Why are libraries shipped separately instead of bundled with every program?
On top of the advantages you mentioned (security, packaging, features), I can think of some more:
Someone who would find the functionality useful for another program would not need to do the work of splitting it away. That is if she even knows if the functionality exists in your project in the form of a library in the first place. This depends on how well it's designed... if your project is modular enough.
In the case of this being useful for other projects, this would reduce the size of disc usage in general (e.g. only one copy of the code).
This would improve the quality of your code, forcing you to do some (much-needed) refactoring. As in the first point above, this also depends on the quality of your code.
Increasing the number of users of the library (if it's split away) would help make it more generic, which will likely improve it's quality as well.
Yet another answer, but one I consider to be the most important (just my own personal opinion), though the others are all good answers as well.

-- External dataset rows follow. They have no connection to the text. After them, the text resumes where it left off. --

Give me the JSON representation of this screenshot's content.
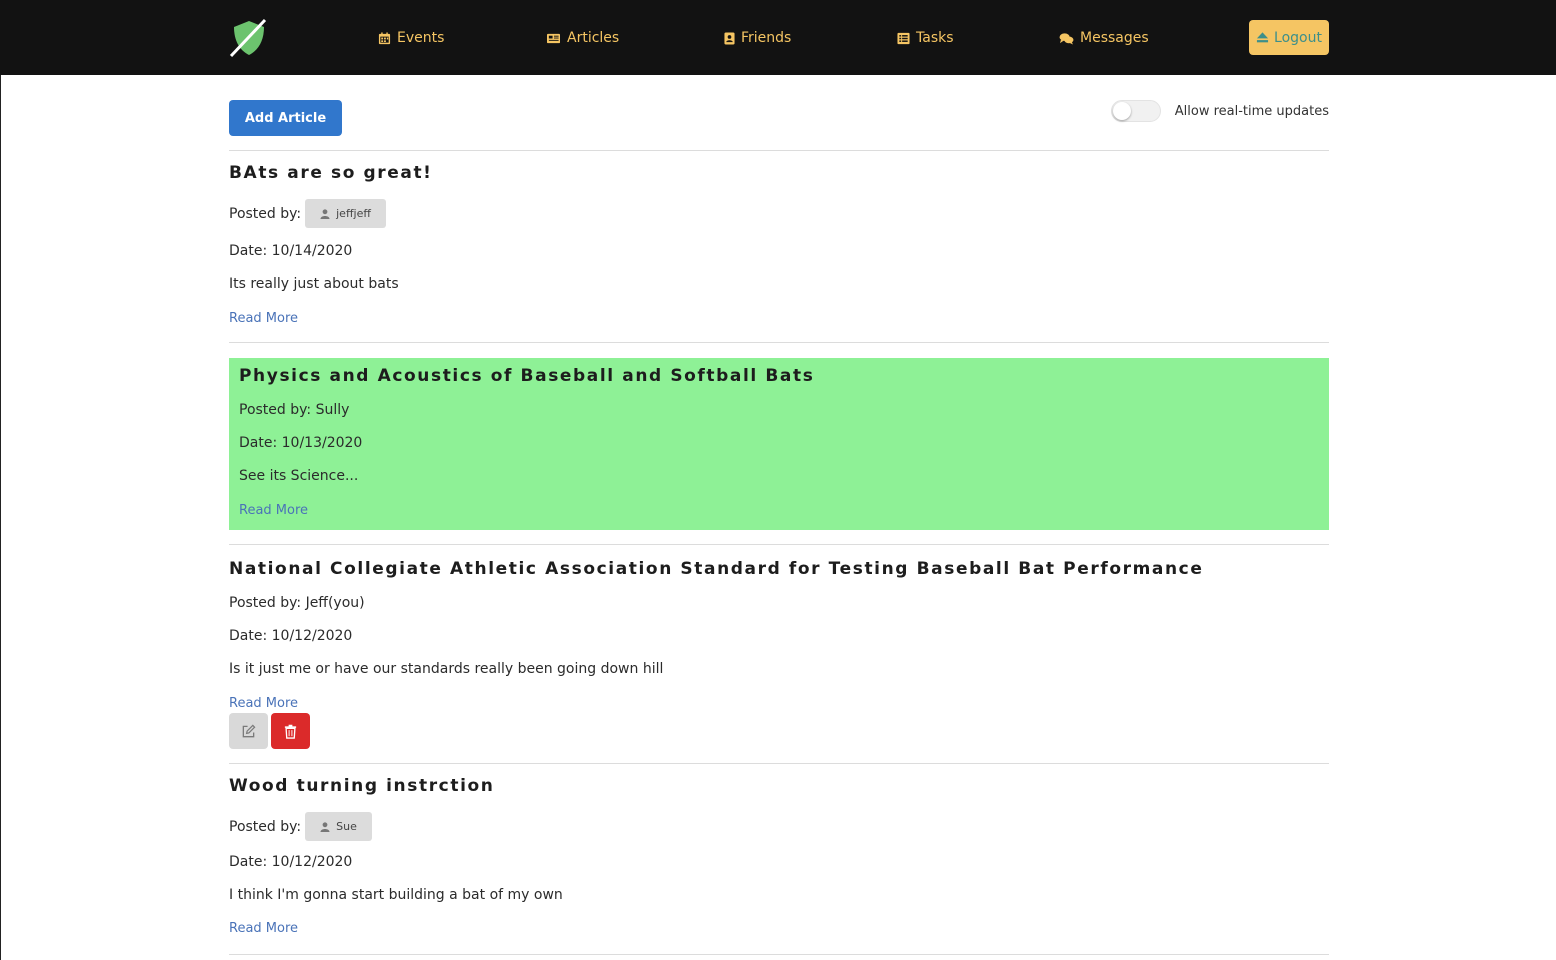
{
  "nav": {
    "logo_icon": "shield-slash-icon",
    "items": [
      {
        "label": "Events",
        "icon": "calendar-icon"
      },
      {
        "label": "Articles",
        "icon": "newspaper-icon"
      },
      {
        "label": "Friends",
        "icon": "address-book-icon"
      },
      {
        "label": "Tasks",
        "icon": "list-icon"
      },
      {
        "label": "Messages",
        "icon": "comments-icon"
      }
    ],
    "logout_label": "Logout",
    "logout_icon": "eject-icon"
  },
  "toolbar": {
    "add_article_label": "Add Article",
    "realtime_label": "Allow real-time updates",
    "realtime_enabled": false
  },
  "articles": [
    {
      "title": "BAts are so great!",
      "posted_by_label": "Posted by:",
      "author": "jeffjeff",
      "date": "Date: 10/14/2020",
      "summary": "Its really just about bats",
      "read_more": "Read More"
    },
    {
      "title": "Physics and Acoustics of Baseball and Softball Bats",
      "posted_by": "Posted by: Sully",
      "date": "Date: 10/13/2020",
      "summary": "See its Science...",
      "read_more": "Read More",
      "highlighted": true
    },
    {
      "title": "National Collegiate Athletic Association Standard for Testing Baseball Bat Performance",
      "posted_by": "Posted by: Jeff(you)",
      "date": "Date: 10/12/2020",
      "summary": "Is it just me or have our standards really been going down hill",
      "read_more": "Read More"
    },
    {
      "title": "Wood turning instrction",
      "posted_by_label": "Posted by:",
      "author": "Sue",
      "date": "Date: 10/12/2020",
      "summary": "I think I'm gonna start building a bat of my own",
      "read_more": "Read More"
    }
  ],
  "colors": {
    "navbar_bg": "#121212",
    "nav_accent": "#f5c563",
    "logout_text": "#3d8f8a",
    "primary_button": "#3177cc",
    "highlight_bg": "#8ef196",
    "link": "#4a73b8",
    "delete_button": "#db2a2a",
    "logo_green": "#6cc36e"
  }
}
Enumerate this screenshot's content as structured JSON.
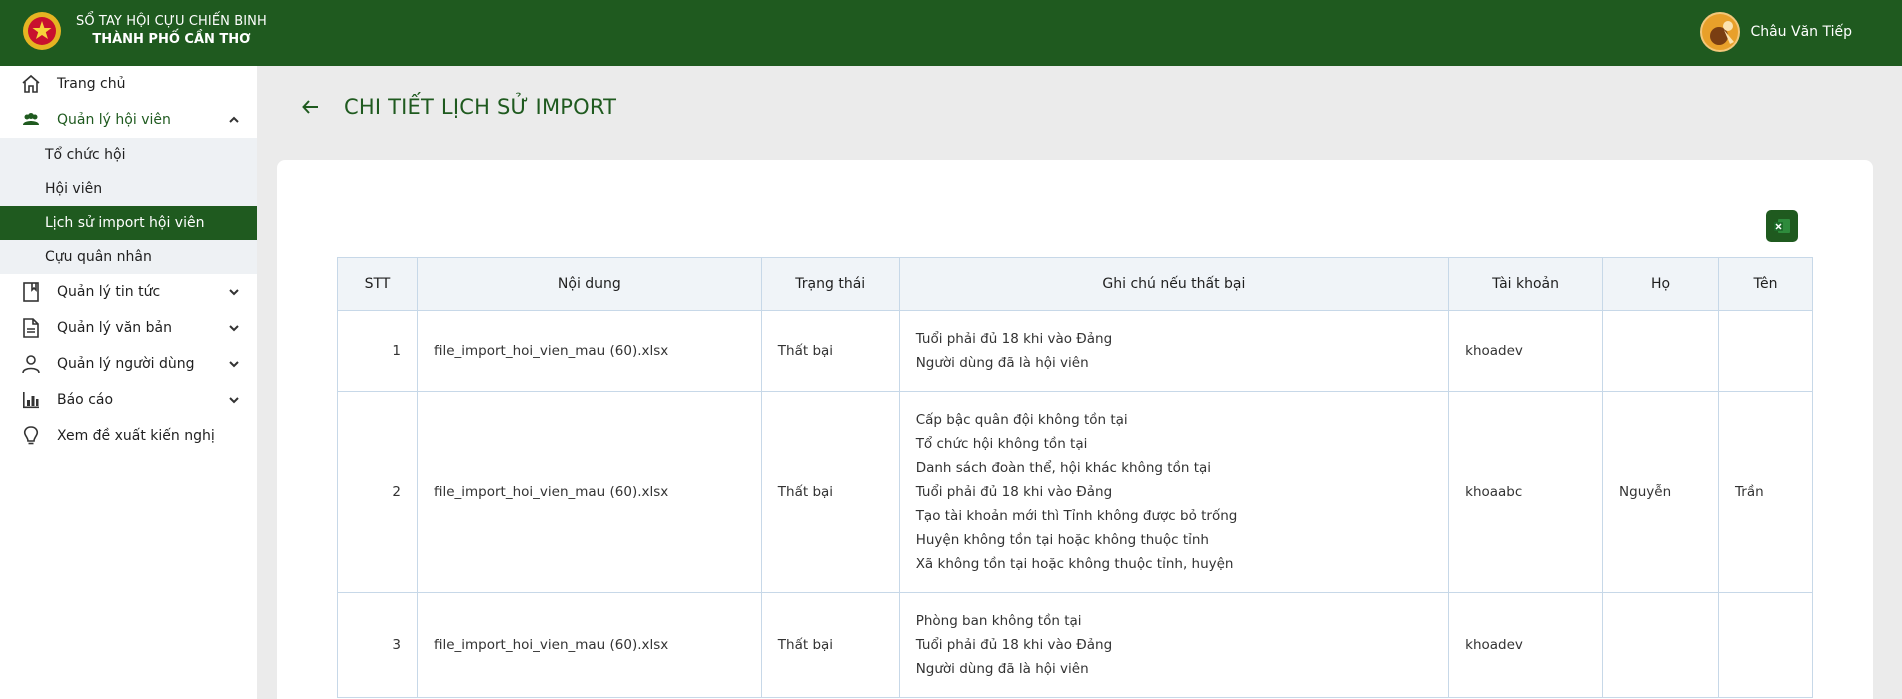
{
  "header": {
    "brand_line1": "SỔ TAY HỘI CỰU CHIẾN BINH",
    "brand_line2": "THÀNH PHỐ CẦN THƠ",
    "user_name": "Châu Văn Tiếp"
  },
  "sidebar": {
    "home": "Trang chủ",
    "members_group": "Quản lý hội viên",
    "members_sub": [
      "Tổ chức hội",
      "Hội viên",
      "Lịch sử import hội viên",
      "Cựu quân nhân"
    ],
    "news": "Quản lý tin tức",
    "documents": "Quản lý văn bản",
    "users": "Quản lý người dùng",
    "reports": "Báo cáo",
    "proposals": "Xem đề xuất kiến nghị"
  },
  "page": {
    "title": "CHI TIẾT LỊCH SỬ IMPORT"
  },
  "table": {
    "headers": [
      "STT",
      "Nội dung",
      "Trạng thái",
      "Ghi chú nếu thất bại",
      "Tài khoản",
      "Họ",
      "Tên"
    ],
    "rows": [
      {
        "stt": "1",
        "content": "file_import_hoi_vien_mau (60).xlsx",
        "status": "Thất bại",
        "notes": [
          "Tuổi phải đủ 18 khi vào Đảng",
          "Người dùng đã là hội viên"
        ],
        "account": "khoadev",
        "last": "",
        "first": ""
      },
      {
        "stt": "2",
        "content": "file_import_hoi_vien_mau (60).xlsx",
        "status": "Thất bại",
        "notes": [
          "Cấp bậc quân đội không tồn tại",
          "Tổ chức hội không tồn tại",
          "Danh sách đoàn thể, hội khác không tồn tại",
          "Tuổi phải đủ 18 khi vào Đảng",
          "Tạo tài khoản mới thì Tỉnh không được bỏ trống",
          "Huyện không tồn tại hoặc không thuộc tỉnh",
          "Xã không tồn tại hoặc không thuộc tỉnh, huyện"
        ],
        "account": "khoaabc",
        "last": "Nguyễn",
        "first": "Trần"
      },
      {
        "stt": "3",
        "content": "file_import_hoi_vien_mau (60).xlsx",
        "status": "Thất bại",
        "notes": [
          "Phòng ban không tồn tại",
          "Tuổi phải đủ 18 khi vào Đảng",
          "Người dùng đã là hội viên"
        ],
        "account": "khoadev",
        "last": "",
        "first": ""
      }
    ]
  },
  "colors": {
    "primary": "#1f5a1f",
    "background": "#ebebeb",
    "border": "#c7d8e8"
  }
}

Packaging the lib separately allows the lib to be updated without the need to update the application. Say theres a bug in the lib, instead of just being able to update the lib, you'd have to update the entire application. Which means your application would need a version bump without its code even having changed, just because of the lib.
While advantages are obvious, ease of deploying seems to be the main argument for shipping library together with program in your case.

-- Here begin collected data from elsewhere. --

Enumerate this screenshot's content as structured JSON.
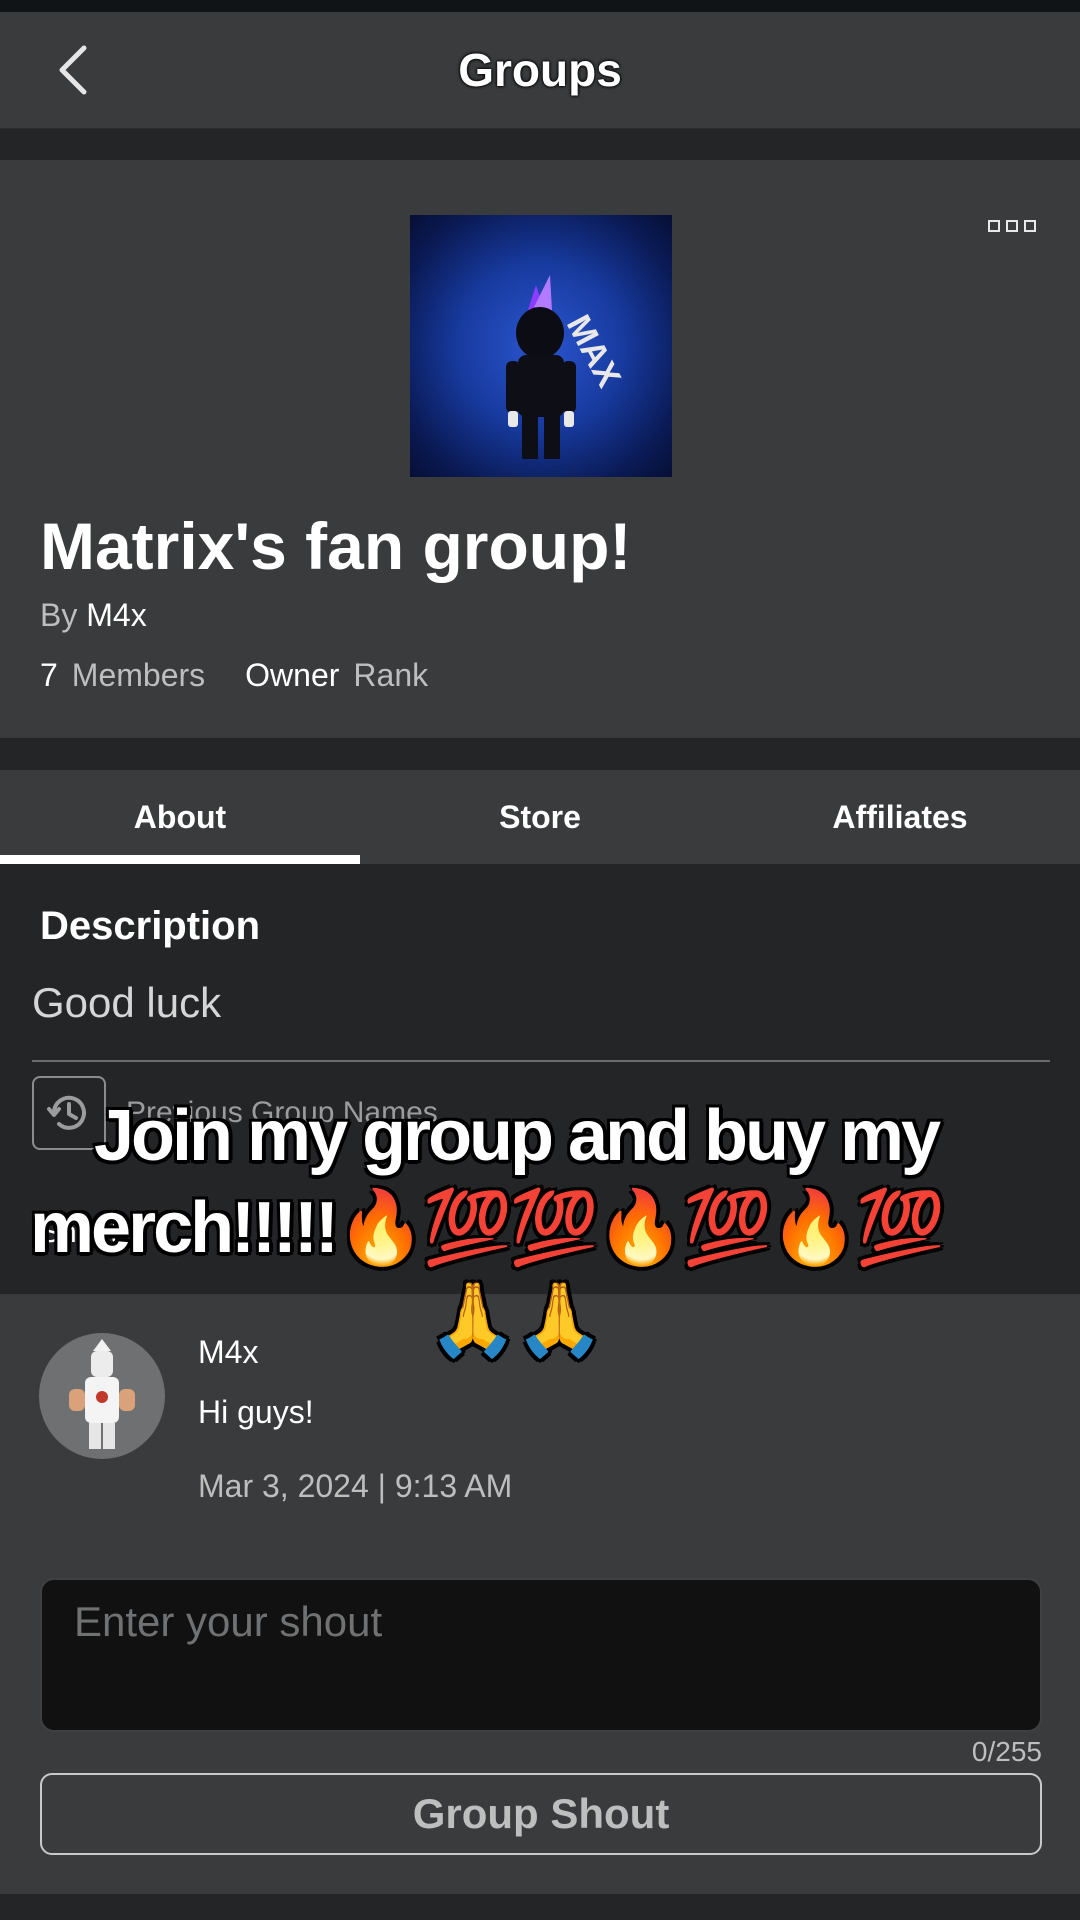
{
  "header": {
    "title": "Groups"
  },
  "group": {
    "name": "Matrix's fan group!",
    "by_label": "By",
    "owner": "M4x",
    "member_count": "7",
    "members_label": "Members",
    "rank_value": "Owner",
    "rank_label": "Rank",
    "image_text": "MAX"
  },
  "tabs": [
    {
      "label": "About",
      "active": true
    },
    {
      "label": "Store",
      "active": false
    },
    {
      "label": "Affiliates",
      "active": false
    }
  ],
  "about": {
    "description_title": "Description",
    "description_text": "Good luck",
    "previous_names_label": "Previous Group Names",
    "shout_label": "Shout"
  },
  "shout": {
    "poster": "M4x",
    "text": "Hi guys!",
    "timestamp": "Mar 3, 2024 | 9:13 AM",
    "input_placeholder": "Enter your shout",
    "char_count": "0/255",
    "button_label": "Group Shout"
  },
  "overlay": {
    "line1": "Join my group and buy my",
    "line2": "merch!!!!!🔥💯💯🔥💯🔥💯",
    "line3": "🙏🙏"
  },
  "colors": {
    "background": "#232527",
    "card": "#393b3d",
    "topbar": "#393b3d",
    "text_primary": "#ffffff",
    "text_secondary": "#bdbebe",
    "input_bg": "#111111"
  },
  "icons": {
    "back": "chevron-left-icon",
    "more": "more-options-icon",
    "history": "history-clock-icon"
  }
}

Here's some more arguments against bundling:
In Linux, it's the distribution maintainer's job to ensure that your library works well with its dependencies. Most users will in any case download the library using the distribution's package manager. Those who are using trunk usually will not mind spending time on configuring the library anyway.

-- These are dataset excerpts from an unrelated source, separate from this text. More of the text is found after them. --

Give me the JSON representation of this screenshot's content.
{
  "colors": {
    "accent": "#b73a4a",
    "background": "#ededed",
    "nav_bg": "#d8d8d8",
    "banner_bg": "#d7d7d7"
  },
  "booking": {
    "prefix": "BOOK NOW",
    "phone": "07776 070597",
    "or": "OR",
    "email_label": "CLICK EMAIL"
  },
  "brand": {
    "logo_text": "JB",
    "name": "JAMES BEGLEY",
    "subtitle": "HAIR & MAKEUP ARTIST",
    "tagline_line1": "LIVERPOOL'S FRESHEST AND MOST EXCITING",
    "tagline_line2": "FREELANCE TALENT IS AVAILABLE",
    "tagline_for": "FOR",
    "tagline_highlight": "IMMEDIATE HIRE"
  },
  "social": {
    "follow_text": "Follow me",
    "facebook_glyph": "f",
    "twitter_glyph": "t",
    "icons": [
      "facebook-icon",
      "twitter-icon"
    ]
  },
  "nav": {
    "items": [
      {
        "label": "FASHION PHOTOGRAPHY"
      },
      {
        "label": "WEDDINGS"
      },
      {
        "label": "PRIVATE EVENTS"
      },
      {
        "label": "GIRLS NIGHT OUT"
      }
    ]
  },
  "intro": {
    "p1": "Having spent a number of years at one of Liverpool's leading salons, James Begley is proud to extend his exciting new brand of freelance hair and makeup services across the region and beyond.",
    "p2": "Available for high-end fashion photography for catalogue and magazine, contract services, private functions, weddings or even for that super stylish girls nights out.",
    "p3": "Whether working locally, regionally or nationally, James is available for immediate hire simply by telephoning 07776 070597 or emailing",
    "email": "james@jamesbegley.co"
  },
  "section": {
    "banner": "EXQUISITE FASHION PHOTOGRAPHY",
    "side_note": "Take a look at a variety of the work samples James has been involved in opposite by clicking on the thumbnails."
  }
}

In Windows and Mac OS, Python package managers like pip are usually used anyway, since installing libraries by hand is cumbersome.
There have even been arguments about hard-deploying to Google app engine, but not all web frameworks run on it. Many even require porting, disk space for libraries is limited, and it's web application hosting after all! It's unlikely for web application to use symbolic maths.
Nobody prevents you from displaying clean error messages if the dependency isn't available or has the wrong version.
People often hate it when the program considers itself more clever than they are. Let users take care of their own system.